Es soll nicht übersehen werden, daß der für den Beklagten bestellte Anwalt nach den Ausführungen des vorliegenden Rekurses schon am 27. Juli 1967 Akteneinsicht genommen und in der (irrigen) Meinung, die Verbesserungsfrist sei bereits abgelaufen, von einer Unterfertigung der ursprünglichen, vom Beklagten selbst eingeschickten Berufungseingabe Abstand genommen hat. Es kommt in diesem Zusammenhang aber darauf an, daß eine Verbesserung noch möglich war, daß die Terminisierung faktisch aufgehoben war und daß es mit der bloßen Unterfertigung der Berufungseingabe des Beklagten durch den Anwalt gar nicht getan war. Der dem Beklagten erteilte Verbesserungsauftrag war unvollständig, weil er nicht auch die Beibringung einer Zweitschrift zwecks Zustellung an die klagende Partei umfaßte; zumindest war der Verbesserungsauftrag zufolge der Ausdrucksweise "Berufung ist nicht ordnungsgemäß" unzulänglich. Entscheidend bleibt also, ob die Überreichung der Berufungsschrift in zweifacher Ausfertigung und mit Anwaltsunterschrift am 7. August 1967 als noch "ohne unnötigen Aufschub" erfolgt angesehen werden kann.

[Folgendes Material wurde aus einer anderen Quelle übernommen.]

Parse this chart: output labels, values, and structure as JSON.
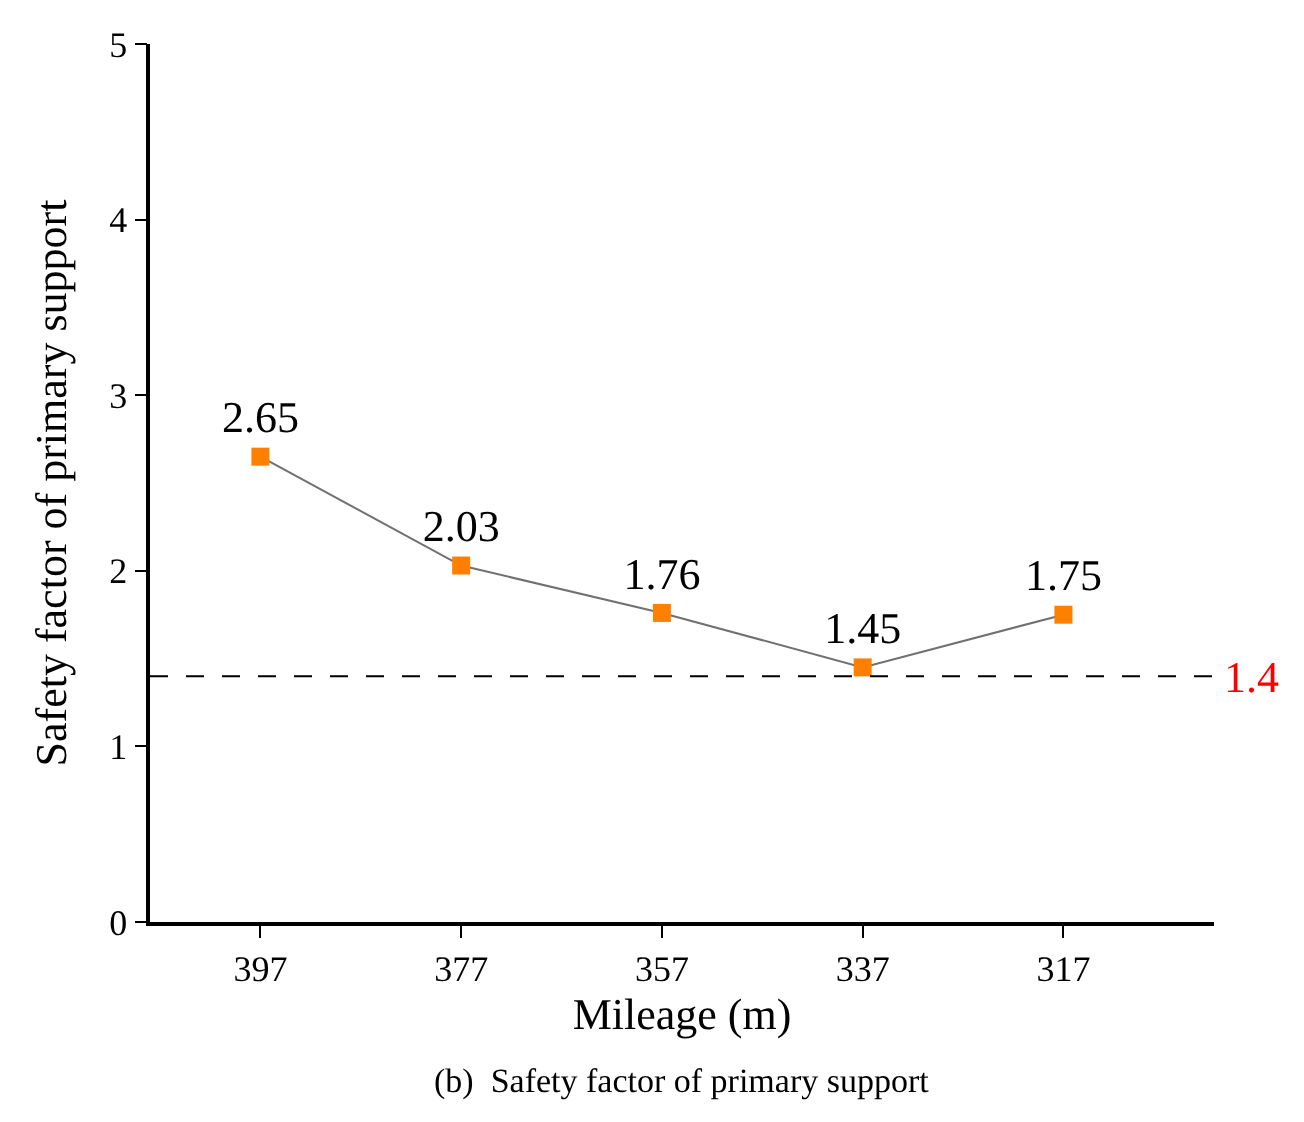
{
  "chart_data": {
    "type": "line",
    "xlabel": "Mileage (m)",
    "ylabel": "Safety factor of primary support",
    "categories": [
      "397",
      "377",
      "357",
      "337",
      "317"
    ],
    "series": [
      {
        "color": "#ff8000",
        "values": [
          2.65,
          2.03,
          1.76,
          1.45,
          1.75
        ]
      }
    ],
    "ylim": [
      0,
      5
    ],
    "yticks": [
      0,
      1,
      2,
      3,
      4,
      5
    ],
    "legend": false,
    "marker": "square",
    "line_style": "solid",
    "data_labels": true,
    "ref_lines": [
      {
        "axis": "y",
        "value": 1.4,
        "label": "1.4",
        "color": "#000000",
        "line_style": "dashed"
      }
    ],
    "annotations": [
      "(b)  Safety factor of primary support"
    ]
  }
}
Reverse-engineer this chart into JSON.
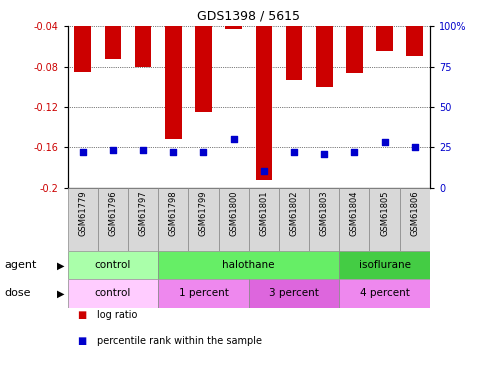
{
  "title": "GDS1398 / 5615",
  "samples": [
    "GSM61779",
    "GSM61796",
    "GSM61797",
    "GSM61798",
    "GSM61799",
    "GSM61800",
    "GSM61801",
    "GSM61802",
    "GSM61803",
    "GSM61804",
    "GSM61805",
    "GSM61806"
  ],
  "log_ratios": [
    -0.085,
    -0.072,
    -0.08,
    -0.152,
    -0.125,
    -0.043,
    -0.193,
    -0.093,
    -0.1,
    -0.086,
    -0.065,
    -0.07
  ],
  "percentile_ranks": [
    22,
    23,
    23,
    22,
    22,
    30,
    10,
    22,
    21,
    22,
    28,
    25
  ],
  "ylim_left": [
    -0.2,
    -0.04
  ],
  "ylim_right": [
    0,
    100
  ],
  "yticks_left": [
    -0.2,
    -0.16,
    -0.12,
    -0.08,
    -0.04
  ],
  "ytick_labels_left": [
    "-0.2",
    "-0.16",
    "-0.12",
    "-0.08",
    "-0.04"
  ],
  "yticks_right": [
    0,
    25,
    50,
    75,
    100
  ],
  "ytick_labels_right": [
    "0",
    "25",
    "50",
    "75",
    "100%"
  ],
  "bar_color": "#cc0000",
  "blue_color": "#0000cc",
  "agent_groups": [
    {
      "label": "control",
      "start": 0,
      "end": 3,
      "color": "#aaffaa"
    },
    {
      "label": "halothane",
      "start": 3,
      "end": 9,
      "color": "#66ee66"
    },
    {
      "label": "isoflurane",
      "start": 9,
      "end": 12,
      "color": "#44cc44"
    }
  ],
  "dose_groups": [
    {
      "label": "control",
      "start": 0,
      "end": 3,
      "color": "#ffccff"
    },
    {
      "label": "1 percent",
      "start": 3,
      "end": 6,
      "color": "#ee88ee"
    },
    {
      "label": "3 percent",
      "start": 6,
      "end": 9,
      "color": "#dd66dd"
    },
    {
      "label": "4 percent",
      "start": 9,
      "end": 12,
      "color": "#ee88ee"
    }
  ],
  "agent_label": "agent",
  "dose_label": "dose",
  "grid_color": "black",
  "axis_label_color_left": "#cc0000",
  "axis_label_color_right": "#0000cc",
  "bar_width": 0.55,
  "legend_red_label": "log ratio",
  "legend_blue_label": "percentile rank within the sample",
  "fig_width": 4.83,
  "fig_height": 3.75
}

Da der Beklagte nach der Aktenlage der deutschen Sprache nicht mächtig ist, Schwierigkeiten bei der Verständigung mit ihm, aber auch die Verhältnisse in der Urlaubszeit - sowohl im Kanzleibetrieb seines Anwaltes als auch bei der Zuziehung eines Dolmetschs - berücksichtigt werden müssen, in die Zeit bis zur Überreichung des Verbesserungsschriftsatzes je zwei Samstage und Sonntage fielen (29./30. Juli und 5./6. August 1967), kann eine Verletzung des Gebotes, ohne unnötigen Aufschub zu handeln, nicht angenommen werden.
Die vom Berufungsgericht unter Heranziehung der Entscheidung SZ. XXII 22 vertretene Ansicht, ungeachtet der Einbringung eines anwaltlich gefertigten Verbesserungsschriftsatzes müsse auch die der Partei zur Verbesserung zurückgestellte Eingabe vom Anwalt unterschrieben werden, entspricht nicht der neueren und nunmehr ständigen Judikatur des Obersten Gerichtshofes (vgl. dazu EvBl. 1961 Nr. 529, RiZ. 1966 S. 147 = Arb. 8228, ebenso 4 Ob 59/67 und zuletzt 1 Ob 276/67).